Por vezes, é difícil perceber em que medida é que aquilo que fazemos acaba por afetar os outros - seja no ato mais grandioso ou no mais humilde, ou seja no espírito mais positivo ou mais negativo. Há, no entanto, uma série de sinais, de confirmações e de afirmações que vamos recebendo pelo caminho que nos vão assegurando por onde seguir. Linhas que nos guiam, forças que nos apoiam, vozes que nos confortam.

 

Foi quando passava mais um dos meus inescapáveis momentos de diminuição de fé humana que tive mais uma prova resoluta daquilo que devo fazer e continuar a procurar. Quando passei por mais um momento de dúvida, alguém que nada tem de invisível mas apenas um pouco de desconhecido esteve lá para dar-me a mão e relembrar-me de tudo o que vale a pena.

 

Foi nesse dia, em mais uma ação de voluntariado de sábado à noite, que foi a minha vez de receber uma carta.

 

amigo.jpg

 

 

 

Olá,

 

Sim, esta carta é para ti tal como as que deixas para outros.

 

Desculpa, escrevo na máquina de escrever deste século, mas é que perdi a confiança na escrita "à mão" tal como perdi a confiança no desenho "à mão" que já foi a minha arte. Mas é só uma questão de forma, o importante é, claro, o conteúdo! Além de que tenho péssima letra :)

 

Tenho uma admiração por ti, pela tua liberdade de estar na vida. É preciso ter coragem (muita) para se viver assim. Quero que saibas que acho que é assim que se vive. Seja lá o que te digam ou que já disseram ou venham a dizer. Nascemos livres, cheios de bons sentimentos que podem navegar muito além deste "calhau" que está algures no Universo. Parece que, de alguma forma, vamos perdendo isso e vence a "necessidade" de sermos menos livres, menos sinceros e termos menos bons sentimentos. Ou seja, sermos menos.

 

Há mais pessoas como tu. É isso que quero que saibas.
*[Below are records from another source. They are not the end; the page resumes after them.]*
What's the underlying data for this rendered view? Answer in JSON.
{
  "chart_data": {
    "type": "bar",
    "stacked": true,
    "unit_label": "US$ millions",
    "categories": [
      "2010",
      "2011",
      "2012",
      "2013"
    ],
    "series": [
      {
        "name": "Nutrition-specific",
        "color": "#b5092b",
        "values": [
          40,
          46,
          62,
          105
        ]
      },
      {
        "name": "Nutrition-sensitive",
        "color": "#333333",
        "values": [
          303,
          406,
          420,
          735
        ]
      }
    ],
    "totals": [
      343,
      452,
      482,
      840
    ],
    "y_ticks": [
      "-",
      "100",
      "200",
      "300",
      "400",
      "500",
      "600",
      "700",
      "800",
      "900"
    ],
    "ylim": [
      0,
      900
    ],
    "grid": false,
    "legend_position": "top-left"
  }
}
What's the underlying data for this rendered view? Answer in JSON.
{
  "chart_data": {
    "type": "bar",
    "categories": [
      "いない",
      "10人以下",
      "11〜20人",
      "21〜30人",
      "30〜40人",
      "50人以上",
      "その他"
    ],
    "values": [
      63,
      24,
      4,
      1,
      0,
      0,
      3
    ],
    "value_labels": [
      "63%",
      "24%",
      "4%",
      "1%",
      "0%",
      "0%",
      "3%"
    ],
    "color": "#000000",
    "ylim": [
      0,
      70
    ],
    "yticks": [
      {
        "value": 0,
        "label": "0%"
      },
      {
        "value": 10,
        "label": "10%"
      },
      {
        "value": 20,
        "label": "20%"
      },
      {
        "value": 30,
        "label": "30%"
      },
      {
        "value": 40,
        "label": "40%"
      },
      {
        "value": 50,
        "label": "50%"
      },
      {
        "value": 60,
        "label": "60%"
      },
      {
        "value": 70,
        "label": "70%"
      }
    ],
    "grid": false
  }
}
Não estás sozinha, não és inadaptada ou "de outro planeta". Este é o teu (nosso) planeta que demorou milhões de anos para se formar até poder receber pessoas como tu. Agora é só limar este "calhau" até torná-lo num jardim.
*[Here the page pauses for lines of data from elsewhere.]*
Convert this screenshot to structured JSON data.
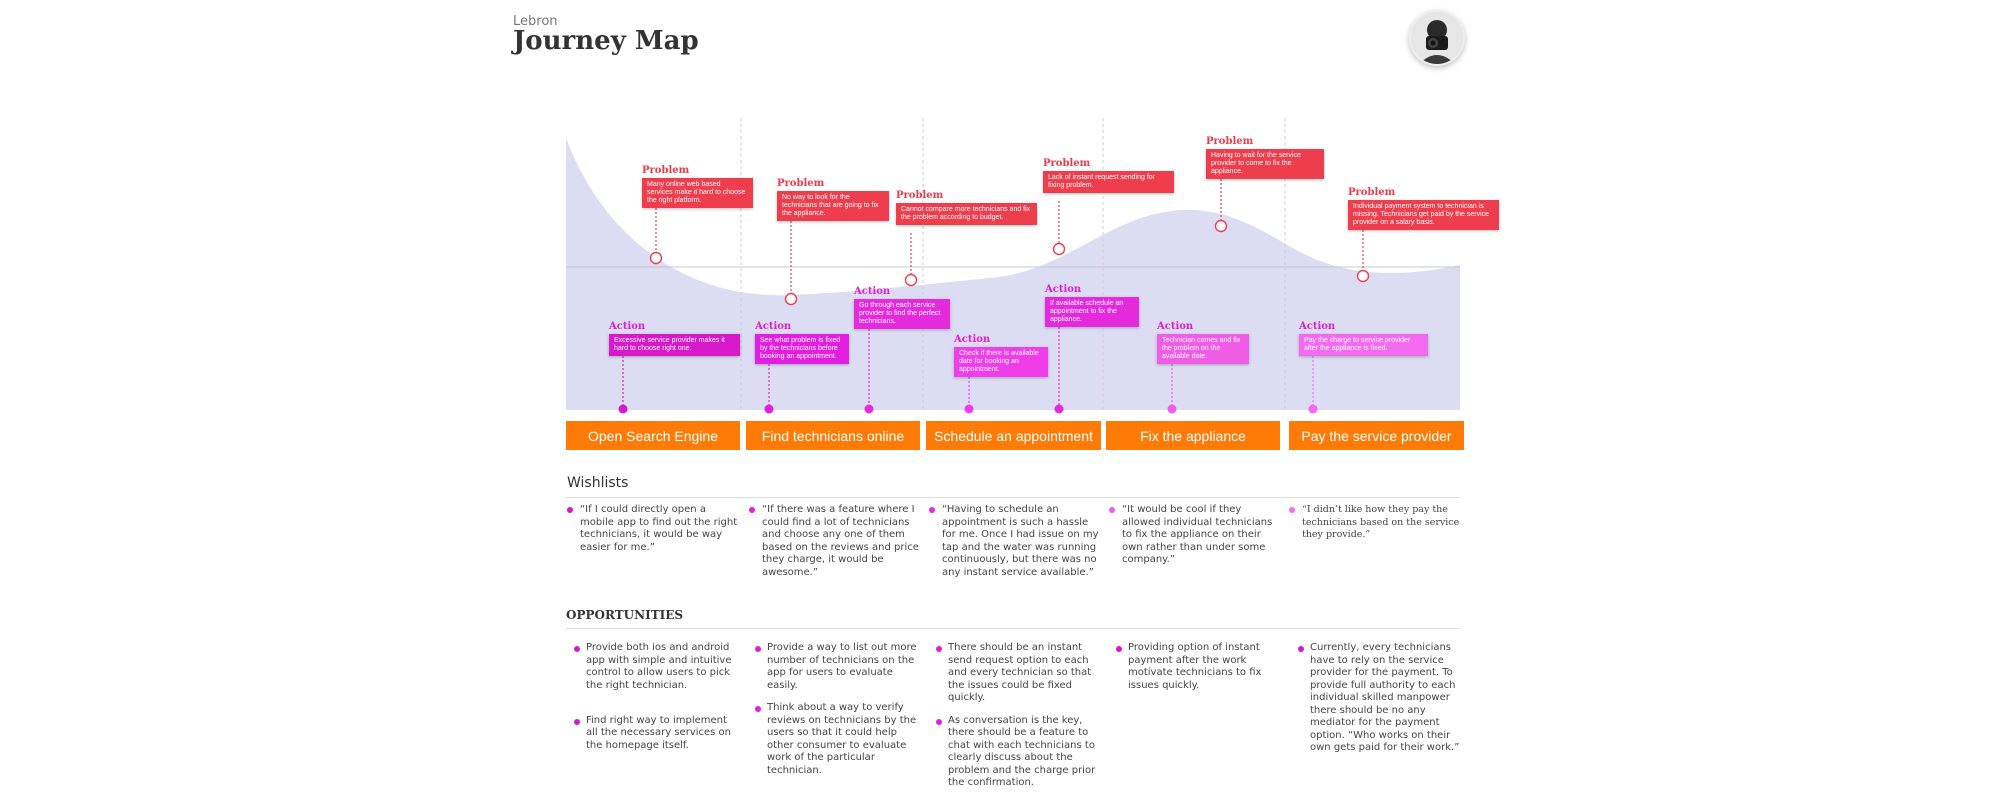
{
  "header": {
    "subtitle": "Lebron",
    "title": "Journey Map"
  },
  "colors": {
    "problem": "#ee3e4e",
    "action_shades": [
      "#d61ac9",
      "#e21ee0",
      "#e52ade",
      "#ef3ee9",
      "#f05ce6",
      "#f26bef"
    ],
    "stage": "#ff7b07",
    "curve": "#dcdcf2"
  },
  "stages": [
    "Open Search Engine",
    "Find technicians online",
    "Schedule an appointment",
    "Fix the appliance",
    "Pay the service provider"
  ],
  "problems": [
    {
      "label": "Problem",
      "text": "Many online web based services make it hard to choose the right platform."
    },
    {
      "label": "Problem",
      "text": "No way to look for the technicians that are going to fix the appliance."
    },
    {
      "label": "Problem",
      "text": "Cannot compare more technicians and fix the problem according to budget."
    },
    {
      "label": "Problem",
      "text": "Lack of instant request sending for fixing problem."
    },
    {
      "label": "Problem",
      "text": "Having to wait for the service provider to come to fix the appliance."
    },
    {
      "label": "Problem",
      "text": "Individual payment system to technician is missing. Technicians get paid by the service provider on a salary basis."
    }
  ],
  "actions": [
    {
      "label": "Action",
      "text": "Excessive service provider makes it hard to choose right one."
    },
    {
      "label": "Action",
      "text": "See what problem is fixed by the technicians before booking an appointment."
    },
    {
      "label": "Action",
      "text": "Go through each service provider to find the perfect technicians."
    },
    {
      "label": "Action",
      "text": "Check if there is available date for booking an appointment."
    },
    {
      "label": "Action",
      "text": "If available schedule an appointment to fix the appliance."
    },
    {
      "label": "Action",
      "text": "Technician comes and fix the problem on the available date."
    },
    {
      "label": "Action",
      "text": "Pay the charge to service provider after the appliance is fixed."
    }
  ],
  "wishlists": {
    "title": "Wishlists",
    "items": [
      "“If I could directly open a mobile app to find out the right technicians, it would be way easier for me.”",
      "“If there was a feature where I could find a lot of technicians and choose any one of them based on the reviews and price they charge, it would be awesome.”",
      "“Having to schedule an appointment is such a hassle for me. Once I had issue on my tap and the water was running continuously, but there was no any instant service available.”",
      "“It would be cool if they allowed individual technicians to fix the appliance on their own rather than under some company.”",
      "“I didn’t like how they pay the technicians based on the service they provide.”"
    ]
  },
  "opportunities": {
    "title": "OPPORTUNITIES",
    "columns": [
      [
        "Provide both ios and android app with simple and intuitive control to allow users to pick the right technician.",
        "Find right way to implement all the necessary services on the homepage itself."
      ],
      [
        "Provide a way to list out more number of technicians on the app for users to evaluate easily.",
        "Think about a way to verify reviews on technicians by the users so that it could help other consumer to evaluate work of the particular technician."
      ],
      [
        "There should be an instant send request option to each and every technician so that the issues could be fixed quickly.",
        "As conversation is the key, there should be a feature to chat with each technicians to clearly discuss about the problem and the charge prior the confirmation."
      ],
      [
        "Providing option of instant payment after the work motivate technicians to fix issues quickly."
      ],
      [
        "Currently, every technicians have to rely on the service provider for the payment. To provide full authority to each individual skilled manpower there should be no any mediator for the payment option. “Who works on their own gets paid for their work.”"
      ]
    ]
  }
}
Continua pois é isso que estás a fazer neste momento.

 

Um abraço deste teu pouco conhecido colega,

Eu

 

 

Não há nada mais que possa fazer ao colega que a escreveu - e que ainda não sei quem é mas que vou tentar descobrir a careca! :P - do que agradecer profundamente o humilde salvamento.

 

Mentira... há algo mais que posso fazer... continuar !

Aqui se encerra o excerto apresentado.